One of the best character traits that a student could learn is the concept of humility. Unfortunately, it flies in the face of the direction our society is going. Media promotes the “me first” agenda. If I do something great, I want everyone to know about it. Me is promoted above all else. Our kids see this in the lives of Hollywood actors and actresses, pro sports athletes, musicians, and other entertainers. They see it so much they think it is the natural way that life should be. They see it as a right that they deserve.
The Bible has a very different picture of how we should live our lives. In James 4:6 is says, “. . . God opposes the proud, but gives grace to the humble.” You may say, “I don’t see God opposing the celebrities that have egos so huge they can only fit in a room by themselves.” We only see what they want us to see. We don’t really know what their private lives are like. On the flip side I have seen how the humble live. When you talk to our students that have been on mission trips, they all say, “the people there are so poor, but they seem so happy.”

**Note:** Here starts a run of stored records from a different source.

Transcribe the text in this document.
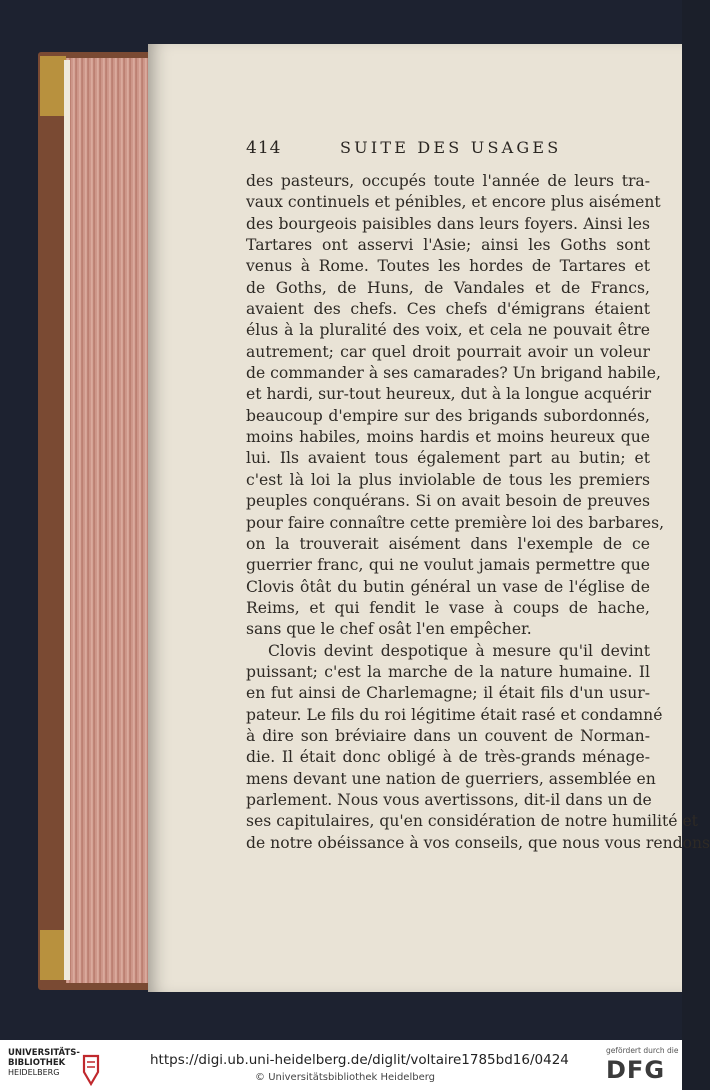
414	SUITE DES USAGES
des pasteurs, occupés toute l'année de leurs tra-
vaux continuels et pénibles, et encore plus aisément
des bourgeois paisibles dans leurs foyers. Ainsi les
Tartares ont asservi l'Asie; ainsi les Goths sont
venus à Rome. Toutes les hordes de Tartares et
de Goths, de Huns, de Vandales et de Francs,
avaient des chefs. Ces chefs d'émigrans étaient
élus à la pluralité des voix, et cela ne pouvait être
autrement; car quel droit pourrait avoir un voleur
de commander à ses camarades? Un brigand habile,
et hardi, sur-tout heureux, dut à la longue acquérir
beaucoup d'empire sur des brigands subordonnés,
moins habiles, moins hardis et moins heureux que
lui. Ils avaient tous également part au butin; et
c'est là loi la plus inviolable de tous les premiers
peuples conquérans. Si on avait besoin de preuves
pour faire connaître cette première loi des barbares,
on la trouverait aisément dans l'exemple de ce
guerrier franc, qui ne voulut jamais permettre que
Clovis ôtât du butin général un vase de l'église de
Reims, et qui fendit le vase à coups de hache,
sans que le chef osât l'en empêcher.
Clovis devint despotique à mesure qu'il devint
puissant; c'est la marche de la nature humaine. Il
en fut ainsi de Charlemagne; il était fils d'un usur-
pateur. Le fils du roi légitime était rasé et condamné
à dire son bréviaire dans un couvent de Norman-
die. Il était donc obligé à de très-grands ménage-
mens devant une nation de guerriers, assemblée en
parlement. Nous vous avertissons, dit-il dans un de
ses capitulaires, qu'en considération de notre humilité et
de notre obéissance à vos conseils, que nous vous rendons
UNIVERSITÄTS-
BIBLIOTHEK
HEIDELBERG
https://digi.ub.uni-heidelberg.de/diglit/voltaire1785bd16/0424
© Universitätsbibliothek Heidelberg
gefördert durch die
DFG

The mission’s week is a very practical example of how we are attempting to help students understand the true meaning of humility and the role it should play in our lives. In Matthew 25:31-46, Jesus is relating the parable of the Sheep and the Goats. The king tells the sheep that they will inherit the kingdom prepared for them because, “For I was hungry and you gave me food, I was thirsty and you gave me drink, I was a stranger and you welcomed me, I was naked and you clothed me, I was sick and you visited me, I was in prison and you came to see me.” Their simple answer was a question, “When did we do that?” The king replied, “. . . . As you did it to one of the least of these my brothers, you did it for me.”

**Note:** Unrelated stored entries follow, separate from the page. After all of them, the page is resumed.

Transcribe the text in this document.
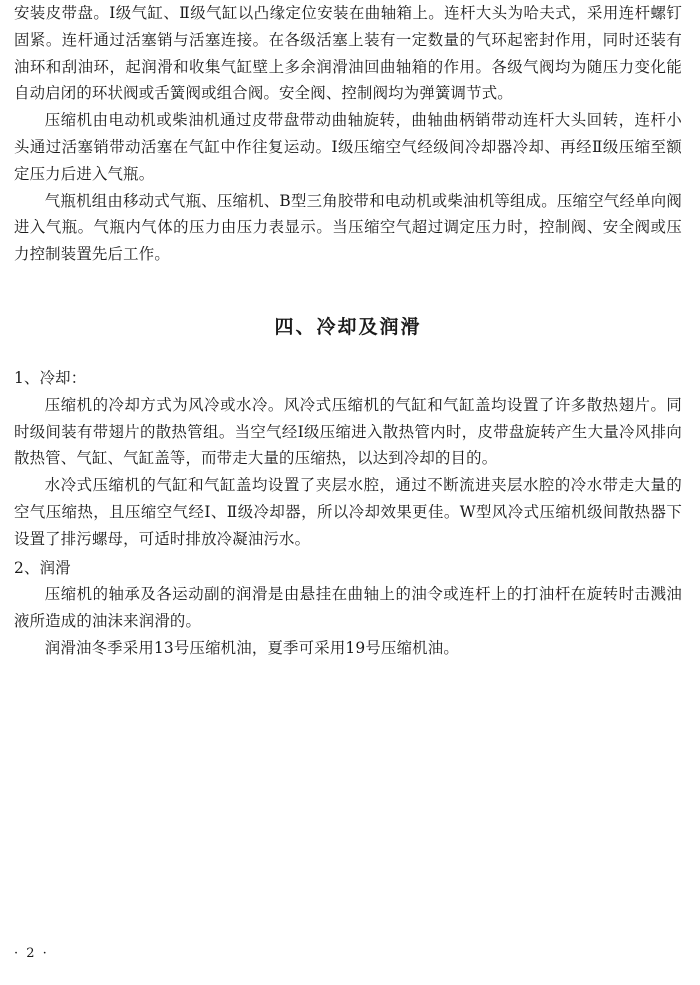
安装皮带盘。I级气缸、Ⅱ级气缸以凸缘定位安装在曲轴箱上。连杆大头为哈夫式，采用连杆螺钉固紧。连杆通过活塞销与活塞连接。在各级活塞上装有一定数量的气环起密封作用，同时还装有油环和刮油环，起润滑和收集气缸壁上多余润滑油回曲轴箱的作用。各级气阀均为随压力变化能自动启闭的环状阀或舌簧阀或组合阀。安全阀、控制阀均为弹簧调节式。

压缩机由电动机或柴油机通过皮带盘带动曲轴旋转，曲轴曲柄销带动连杆大头回转，连杆小头通过活塞销带动活塞在气缸中作往复运动。I级压缩空气经级间冷却器冷却、再经Ⅱ级压缩至额定压力后进入气瓶。

气瓶机组由移动式气瓶、压缩机、B型三角胶带和电动机或柴油机等组成。压缩空气经单向阀进入气瓶。气瓶内气体的压力由压力表显示。当压缩空气超过调定压力时，控制阀、安全阀或压力控制装置先后工作。

四、冷却及润滑

1、冷却：

压缩机的冷却方式为风冷或水冷。风冷式压缩机的气缸和气缸盖均设置了许多散热翅片。同时级间装有带翅片的散热管组。当空气经I级压缩进入散热管内时，皮带盘旋转产生大量冷风排向散热管、气缸、气缸盖等，而带走大量的压缩热，以达到冷却的目的。

水冷式压缩机的气缸和气缸盖均设置了夹层水腔，通过不断流进夹层水腔的冷水带走大量的空气压缩热，且压缩空气经I、Ⅱ级冷却器，所以冷却效果更佳。W型风冷式压缩机级间散热器下设置了排污螺母，可适时排放冷凝油污水。

2、润滑

压缩机的轴承及各运动副的润滑是由悬挂在曲轴上的油令或连杆上的打油杆在旋转时击溅油液所造成的油沫来润滑的。

润滑油冬季采用13号压缩机油，夏季可采用19号压缩机油。

· 2 ·
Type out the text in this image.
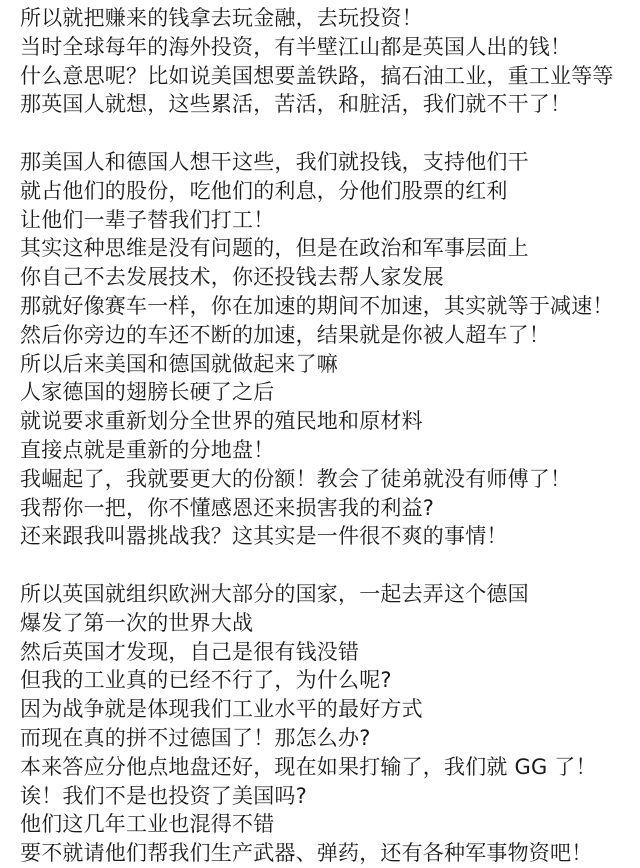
所以就把赚来的钱拿去玩金融，去玩投资！
当时全球每年的海外投资，有半壁江山都是英国人出的钱！
什么意思呢？比如说美国想要盖铁路，搞石油工业，重工业等等
那英国人就想，这些累活，苦活，和脏活，我们就不干了！
那美国人和德国人想干这些，我们就投钱，支持他们干
就占他们的股份，吃他们的利息，分他们股票的红利
让他们一辈子替我们打工！
其实这种思维是没有问题的，但是在政治和军事层面上
你自己不去发展技术，你还投钱去帮人家发展
那就好像赛车一样，你在加速的期间不加速，其实就等于减速！
然后你旁边的车还不断的加速，结果就是你被人超车了！
所以后来美国和德国就做起来了嘛
人家德国的翅膀长硬了之后
就说要求重新划分全世界的殖民地和原材料
直接点就是重新的分地盘！
我崛起了，我就要更大的份额！教会了徒弟就没有师傅了！
我帮你一把，你不懂感恩还来损害我的利益?
还来跟我叫嚣挑战我？这其实是一件很不爽的事情！
所以英国就组织欧洲大部分的国家，一起去弄这个德国
爆发了第一次的世界大战
然后英国才发现，自己是很有钱没错
但我的工业真的已经不行了，为什么呢?
因为战争就是体现我们工业水平的最好方式
而现在真的拼不过德国了！那怎么办?
本来答应分他点地盘还好，现在如果打输了，我们就 GG 了！
诶！我们不是也投资了美国吗?
他们这几年工业也混得不错
要不就请他们帮我们生产武器、弹药，还有各种军事物资吧！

A couple of things stand out in this passage. The first is doing something for the “least of these.” When our students go on mission trips to less fortunate areas in the U.S. or other countries, they minister extensively to the poor. They take the time to help those in need. It isn’t glorious. Many times it is in a less than desirable environment. The conditions are poor, the settings can be filthy, there may be lice, it isn’t comfortable, and yet our kids dive right in and help wherever they can. The benefit is that students find it incredibly rewarding. I have already had several students who have wanted to talk to me about next year’s trips and what the options might be.

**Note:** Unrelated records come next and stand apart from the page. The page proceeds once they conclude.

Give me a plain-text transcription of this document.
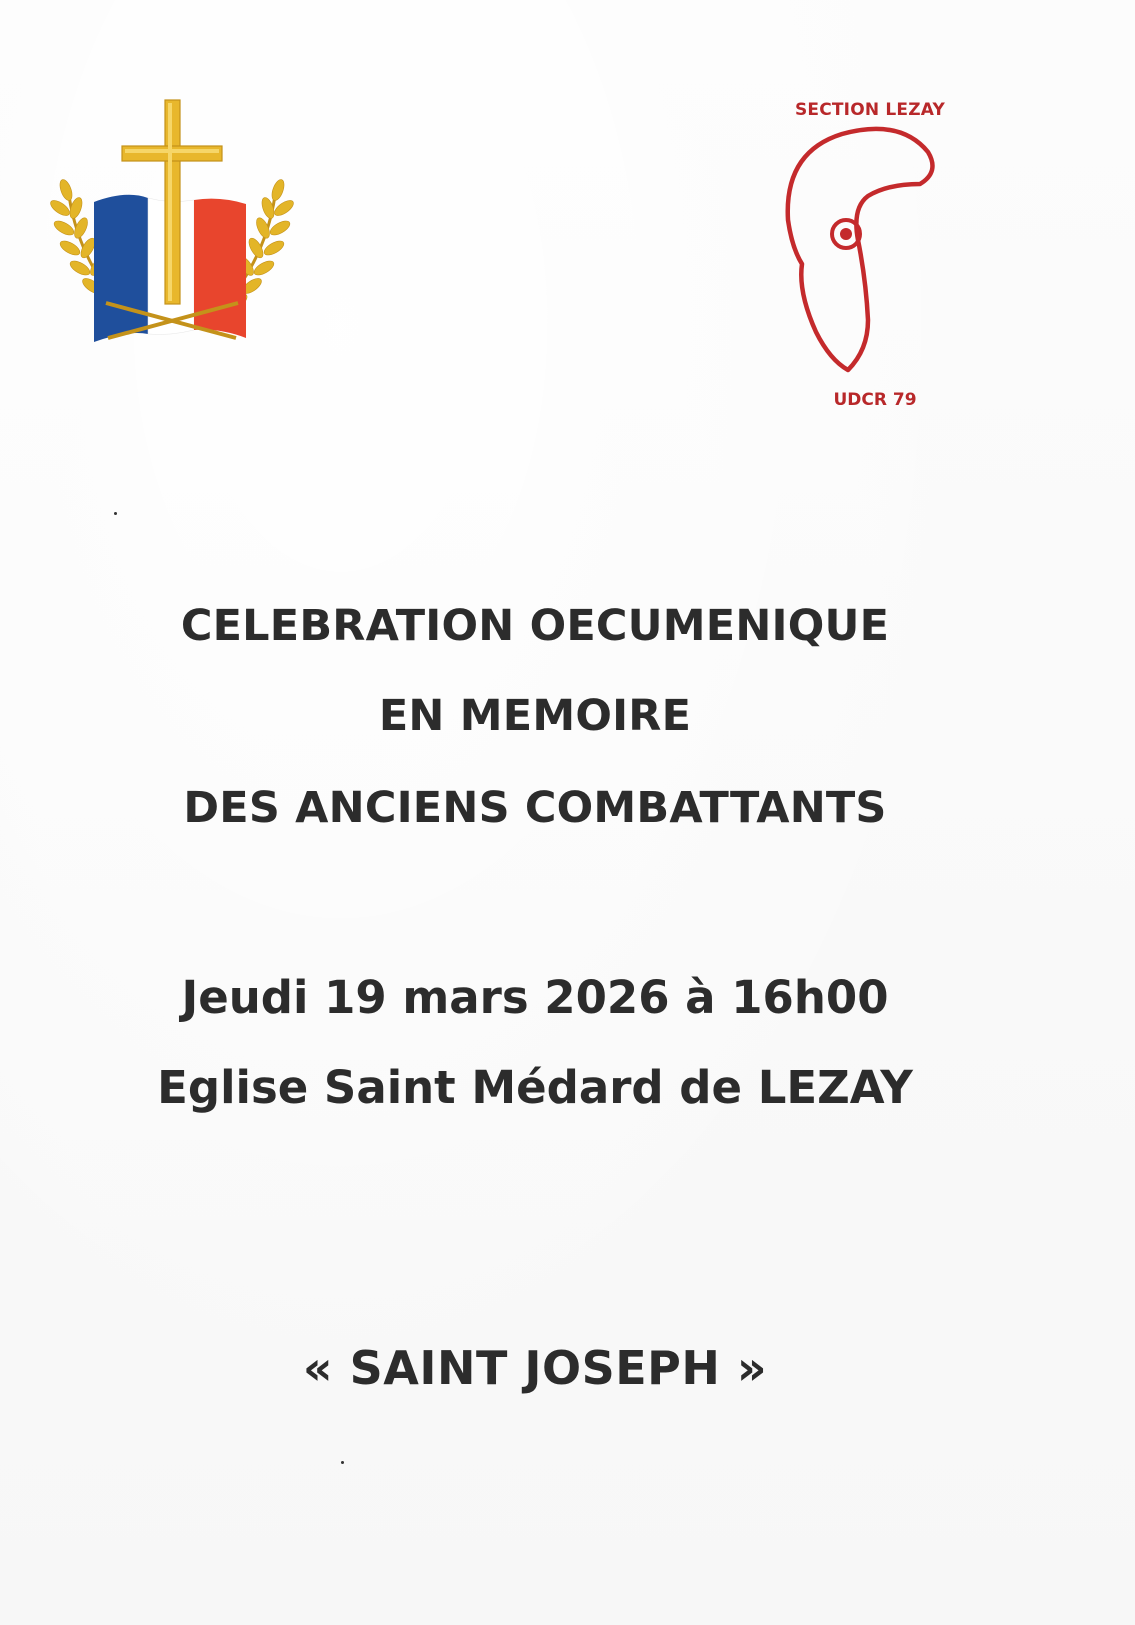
SECTION LEZAY
UDCR 79
CELEBRATION OECUMENIQUE
EN MEMOIRE
DES ANCIENS COMBATTANTS
Jeudi 19 mars 2026 à 16h00
Eglise Saint Médard de LEZAY
« SAINT JOSEPH »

A second thing that stands out is that the sheep didn’t even realize that what they were doing was for the king. They were doing it because it was the right thing to do. They were doing it to help others. If we can just instill this trait in students, how much more could be accomplished for the Kingdom?
On Wednesday, April 16 and Thursday, April 17 we will be having special chapels where each of our mission teams will be giving presentations of their trips. We invite everyone to come. They start at 9:25 in the worship center. The line-up looks like this: Wednesday, April 16 – Missions Trip chapel #1 (Tampa, Alabama, Dominican Baseball, Honduras, Costa Rica); Thursday, April 17 – Missions Trip chapel #2 (Shepherd’s Village, Lakeland, Chicago, Puerto Rico, El Salvador, Guatemala). Please join us and see how God has used our students and our school in the lives of others.